M. Lisée nous dit que « le membre d’un clergé qui utiliserait cette fenêtre pour enseigner la haine ou toute forme d’exclusion serait radié ». On veut bien faire preuve d’œcuménisme, mais c’est bien mal connaître l’état actuel des « grandes religions » que de croire qu’elles seront de « bonne foi » et qu’on pourra tenir le fondamentalisme loin de l’école. Et, encore une fois, qui va décider qu’un enseignement est « haineux »? Va-t-on instaurer une « police de la religion »?
Les écoles confessionnelles, nous dit Lisée, ne seront plus financées par l’État. Mais il ne prône pas la fin du financement public des écoles privées. Rien n’empêcherait alors la reconstitution des écoles privées confessionnelles sous la forme d’écoles privées laïques ouvertes à l’enseignement – en principe – de toutes les religions mais – dans les faits – d’une religion particulière. Les parents ayant dans notre système scolaire le choix de l’école pour leurs enfants, les écoles religieuses ghettos seraient florissantes.

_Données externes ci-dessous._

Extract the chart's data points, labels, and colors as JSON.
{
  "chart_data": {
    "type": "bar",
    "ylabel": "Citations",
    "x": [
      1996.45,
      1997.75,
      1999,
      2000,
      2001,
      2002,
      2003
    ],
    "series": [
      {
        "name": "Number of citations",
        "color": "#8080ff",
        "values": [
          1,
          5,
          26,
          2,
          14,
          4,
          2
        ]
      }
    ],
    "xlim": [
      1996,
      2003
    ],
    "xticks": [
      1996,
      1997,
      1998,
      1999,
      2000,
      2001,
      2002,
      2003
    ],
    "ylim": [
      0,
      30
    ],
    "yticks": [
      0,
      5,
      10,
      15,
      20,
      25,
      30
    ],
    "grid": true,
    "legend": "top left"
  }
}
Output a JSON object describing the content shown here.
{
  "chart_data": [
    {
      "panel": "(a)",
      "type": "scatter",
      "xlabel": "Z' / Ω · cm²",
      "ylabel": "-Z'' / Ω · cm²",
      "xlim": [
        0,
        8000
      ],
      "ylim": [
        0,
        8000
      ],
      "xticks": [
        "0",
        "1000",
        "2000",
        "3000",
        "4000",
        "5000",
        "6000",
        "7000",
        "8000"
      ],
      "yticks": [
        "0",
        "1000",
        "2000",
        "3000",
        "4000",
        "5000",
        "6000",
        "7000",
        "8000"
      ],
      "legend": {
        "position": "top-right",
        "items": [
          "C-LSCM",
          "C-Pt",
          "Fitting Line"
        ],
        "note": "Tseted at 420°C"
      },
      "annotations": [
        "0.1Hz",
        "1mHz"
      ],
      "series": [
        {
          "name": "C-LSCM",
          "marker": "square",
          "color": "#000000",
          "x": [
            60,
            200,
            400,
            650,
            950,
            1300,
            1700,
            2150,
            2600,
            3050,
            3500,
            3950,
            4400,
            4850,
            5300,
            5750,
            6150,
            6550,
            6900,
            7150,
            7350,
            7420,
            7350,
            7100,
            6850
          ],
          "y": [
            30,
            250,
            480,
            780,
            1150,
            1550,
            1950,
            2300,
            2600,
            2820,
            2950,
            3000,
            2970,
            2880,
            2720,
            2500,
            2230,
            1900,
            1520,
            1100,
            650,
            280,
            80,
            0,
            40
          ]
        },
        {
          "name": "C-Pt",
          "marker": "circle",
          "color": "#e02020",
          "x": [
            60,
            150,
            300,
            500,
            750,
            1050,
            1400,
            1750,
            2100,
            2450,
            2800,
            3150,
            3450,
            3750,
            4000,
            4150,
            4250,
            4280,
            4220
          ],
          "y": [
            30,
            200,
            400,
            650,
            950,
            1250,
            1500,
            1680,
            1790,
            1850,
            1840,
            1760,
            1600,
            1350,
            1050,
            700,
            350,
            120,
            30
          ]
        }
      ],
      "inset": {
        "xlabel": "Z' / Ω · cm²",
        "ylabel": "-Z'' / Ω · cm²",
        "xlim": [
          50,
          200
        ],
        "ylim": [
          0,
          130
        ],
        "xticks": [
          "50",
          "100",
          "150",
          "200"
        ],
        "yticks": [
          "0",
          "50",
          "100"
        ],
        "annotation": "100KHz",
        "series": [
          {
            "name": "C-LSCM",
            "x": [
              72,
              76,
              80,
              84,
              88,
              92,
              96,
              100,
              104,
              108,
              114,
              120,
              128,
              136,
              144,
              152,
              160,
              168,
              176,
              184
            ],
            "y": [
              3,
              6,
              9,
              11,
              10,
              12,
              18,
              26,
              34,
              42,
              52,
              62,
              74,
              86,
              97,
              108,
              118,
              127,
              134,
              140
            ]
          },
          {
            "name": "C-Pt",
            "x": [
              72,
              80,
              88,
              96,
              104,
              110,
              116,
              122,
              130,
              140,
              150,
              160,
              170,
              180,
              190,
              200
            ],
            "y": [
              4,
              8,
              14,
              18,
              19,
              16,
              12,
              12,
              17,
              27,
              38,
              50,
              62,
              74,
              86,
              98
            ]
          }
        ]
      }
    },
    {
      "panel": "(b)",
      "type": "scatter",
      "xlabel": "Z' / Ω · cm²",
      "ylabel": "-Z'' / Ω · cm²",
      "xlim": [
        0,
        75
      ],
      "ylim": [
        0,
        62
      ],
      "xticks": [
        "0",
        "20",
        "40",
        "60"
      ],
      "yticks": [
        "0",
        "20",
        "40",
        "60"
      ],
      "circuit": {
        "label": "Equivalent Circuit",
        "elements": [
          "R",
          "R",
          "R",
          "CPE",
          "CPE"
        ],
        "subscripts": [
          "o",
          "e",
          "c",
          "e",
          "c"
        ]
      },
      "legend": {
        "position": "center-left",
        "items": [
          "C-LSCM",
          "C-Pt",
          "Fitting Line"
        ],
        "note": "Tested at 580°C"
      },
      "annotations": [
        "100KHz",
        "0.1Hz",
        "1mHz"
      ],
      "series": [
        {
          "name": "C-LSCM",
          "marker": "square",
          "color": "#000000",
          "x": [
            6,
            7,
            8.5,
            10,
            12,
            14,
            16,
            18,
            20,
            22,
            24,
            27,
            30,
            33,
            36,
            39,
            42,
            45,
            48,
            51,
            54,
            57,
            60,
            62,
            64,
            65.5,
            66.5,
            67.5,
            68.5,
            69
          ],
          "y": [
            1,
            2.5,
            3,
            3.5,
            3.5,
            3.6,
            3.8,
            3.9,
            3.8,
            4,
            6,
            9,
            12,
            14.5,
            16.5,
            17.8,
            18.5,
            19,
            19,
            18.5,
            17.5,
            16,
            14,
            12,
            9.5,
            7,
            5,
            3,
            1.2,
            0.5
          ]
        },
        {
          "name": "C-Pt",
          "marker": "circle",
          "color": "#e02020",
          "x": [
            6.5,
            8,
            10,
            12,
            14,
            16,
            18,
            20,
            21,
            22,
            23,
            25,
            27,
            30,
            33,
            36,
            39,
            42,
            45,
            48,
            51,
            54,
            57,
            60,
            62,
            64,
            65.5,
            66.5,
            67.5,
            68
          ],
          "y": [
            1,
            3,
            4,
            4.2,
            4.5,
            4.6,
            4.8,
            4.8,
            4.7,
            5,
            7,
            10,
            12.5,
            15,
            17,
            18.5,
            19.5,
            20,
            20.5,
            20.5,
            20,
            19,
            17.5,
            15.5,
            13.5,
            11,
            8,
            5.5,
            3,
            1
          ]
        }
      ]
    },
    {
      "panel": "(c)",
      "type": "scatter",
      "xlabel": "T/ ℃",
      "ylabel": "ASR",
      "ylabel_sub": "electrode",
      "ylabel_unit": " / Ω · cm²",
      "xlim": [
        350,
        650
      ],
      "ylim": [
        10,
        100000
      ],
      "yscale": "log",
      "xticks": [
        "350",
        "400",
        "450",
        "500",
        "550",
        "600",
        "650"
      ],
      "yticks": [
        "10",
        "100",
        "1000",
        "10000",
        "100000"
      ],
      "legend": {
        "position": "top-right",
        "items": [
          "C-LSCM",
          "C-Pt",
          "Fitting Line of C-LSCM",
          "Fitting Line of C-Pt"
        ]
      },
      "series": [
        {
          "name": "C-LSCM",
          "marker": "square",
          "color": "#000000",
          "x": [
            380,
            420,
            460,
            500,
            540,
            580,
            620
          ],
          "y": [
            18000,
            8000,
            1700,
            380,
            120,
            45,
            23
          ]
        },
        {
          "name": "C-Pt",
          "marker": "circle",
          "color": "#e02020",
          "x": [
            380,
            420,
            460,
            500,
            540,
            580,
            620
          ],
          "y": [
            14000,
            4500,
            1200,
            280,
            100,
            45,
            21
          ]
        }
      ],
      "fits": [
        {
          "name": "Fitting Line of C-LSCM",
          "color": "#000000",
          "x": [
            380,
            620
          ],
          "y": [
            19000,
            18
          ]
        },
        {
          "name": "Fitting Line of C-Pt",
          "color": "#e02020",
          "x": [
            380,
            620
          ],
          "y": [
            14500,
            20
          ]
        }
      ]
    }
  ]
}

La religion n’est plus un point de repère
Au-delà des considérations pratiques qui minent d’entrée de jeu le projet de Jean-François Lisée, il y a dans son texte des questions de principes autrement plus inquiétantes. Saluant le retour du « Nous », il écrit que « la majorité franco-québécoise doit donc réaffirmer ses repères et en établir la prédominance sur ces trois plans : l’histoire, la langue et la religion ».
Nous sommes évidemment d’accord avec l’importance devant être accordée à l’histoire et à la langue. Mais Jean-François Lisée mesure-t-il l’extraordinaire recul historique qu’il nous invite à faire en proposant aujourd’hui la religion comme « point de repère » de notre identité et les conséquences de cette proposition dans le contexte mondial actuel?
Définir la nation québécoise par sa religion, c’est revenir à Mgr Bourget ! C’est nier la Révolution tranquille, le « Nous » laïque du manifeste Option-Québec de René Lévesque. C’est exclure de la nation québécoise tous ces immigrants, ces « enfants de la loi 101 » qui, bien que n’étant pas toujours de foi chrétienne, s’intègrent à la majorité francophone.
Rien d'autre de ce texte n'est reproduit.